Adults aged 60 and above who are diagnosed with depression should be given both anti-depressant and antipsychotic drugs to relieve symptoms, according to a research performed by the Healthy Mind Laboratory at Washington University School of Medicine.
In a press release, Healthy Mind Laboratory director Dr Eric J. Lenze said depression in older adults may require different strategies even if conventional treatments were proven effective to patients in their 30s. To prove their hypothesis, researchers recruited 468 participants over a four-year period from 2009 to 2013 to undergo two-stage clinical trials.
Initially, subjects were given a dose of venlafaxine, a known major anti-depressant drug, for 12 weeks. By the end of the first phase, 181 subjects who showed no remission from depression symptoms moved on to the second stage.
On the second phase, the remaining 40 percent were then subjected to doses of venlafaxine together with aripiprazole, a known antipsychotic drug, or a placebo. The results showed that patients who received the two-drug treatment exhibited remission as compared to the 29 percent under the placebo test.
Researchers concluded that the two-drug treatment, which was initially found to be successful in younger adults, were also effective in older adults. Dr Benoit Mulsant, senior scientist at the Center for Addiction and Mental Health, said the study posed significant findings that treating adults with depression is an effective way to lessen the risks of dementia.
According to a 2009 report by Improving the Management and Outcomes of Late-Life Depression, at least 1 out of 3 older patients in Canada suffer from a major depressive disorder, while 8 to 16 percent of these patients show signs of clinical depression. Unfortunately, only 1 out of 3 senior patients receive inappropriate treatment or no treatment at all.
Canada has one of the higher risks of suicide particular among males. Depression is also identified as a major risk factor in developing dementia among patients aged 60 and up. Patients diagnosed with clinical depression require more primary health care, not to mention that patients have difficulty in functioning independently.

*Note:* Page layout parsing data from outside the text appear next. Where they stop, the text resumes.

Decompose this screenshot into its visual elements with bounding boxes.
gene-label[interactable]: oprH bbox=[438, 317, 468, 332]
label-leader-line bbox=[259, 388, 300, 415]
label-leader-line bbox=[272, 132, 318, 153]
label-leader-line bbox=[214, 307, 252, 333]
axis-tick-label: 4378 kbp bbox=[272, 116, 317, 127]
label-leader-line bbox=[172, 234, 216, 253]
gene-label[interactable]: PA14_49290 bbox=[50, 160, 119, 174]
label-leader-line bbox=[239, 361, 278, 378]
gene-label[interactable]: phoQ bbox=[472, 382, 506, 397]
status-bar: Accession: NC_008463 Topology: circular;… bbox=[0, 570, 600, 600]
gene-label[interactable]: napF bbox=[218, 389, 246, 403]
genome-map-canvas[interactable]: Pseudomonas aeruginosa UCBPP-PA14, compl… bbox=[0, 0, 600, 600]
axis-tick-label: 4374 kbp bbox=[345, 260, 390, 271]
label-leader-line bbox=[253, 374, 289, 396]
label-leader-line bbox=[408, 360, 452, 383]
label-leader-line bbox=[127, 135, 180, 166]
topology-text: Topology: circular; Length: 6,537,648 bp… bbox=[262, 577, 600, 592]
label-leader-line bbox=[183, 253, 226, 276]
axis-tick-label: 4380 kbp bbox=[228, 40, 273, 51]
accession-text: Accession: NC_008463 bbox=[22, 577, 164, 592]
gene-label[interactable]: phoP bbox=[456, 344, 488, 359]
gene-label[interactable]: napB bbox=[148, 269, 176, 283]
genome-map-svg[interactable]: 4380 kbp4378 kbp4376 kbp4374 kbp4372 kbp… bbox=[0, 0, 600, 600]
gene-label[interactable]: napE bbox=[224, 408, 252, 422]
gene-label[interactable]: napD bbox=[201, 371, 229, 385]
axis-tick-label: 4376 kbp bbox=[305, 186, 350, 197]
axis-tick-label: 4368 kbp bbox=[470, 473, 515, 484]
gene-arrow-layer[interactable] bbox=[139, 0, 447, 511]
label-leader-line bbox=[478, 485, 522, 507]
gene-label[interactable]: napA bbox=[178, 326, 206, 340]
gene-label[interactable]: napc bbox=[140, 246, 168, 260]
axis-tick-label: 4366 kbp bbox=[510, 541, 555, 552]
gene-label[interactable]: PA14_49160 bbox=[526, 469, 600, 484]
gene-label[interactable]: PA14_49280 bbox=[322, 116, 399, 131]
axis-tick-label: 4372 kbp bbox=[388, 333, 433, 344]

Co-author Daniel Blumberger said late-life depression is not a normal process of aging and should be addressed independently from other health diagnoses. Researchers added that they hope to provide evidence-based results among primary care physicians that the venlafaxine-aripiprazole drug tandem is proven safe and efficient; albeit, some patients experienced stiffness and restlessness. The study was published in the journal The Lancet.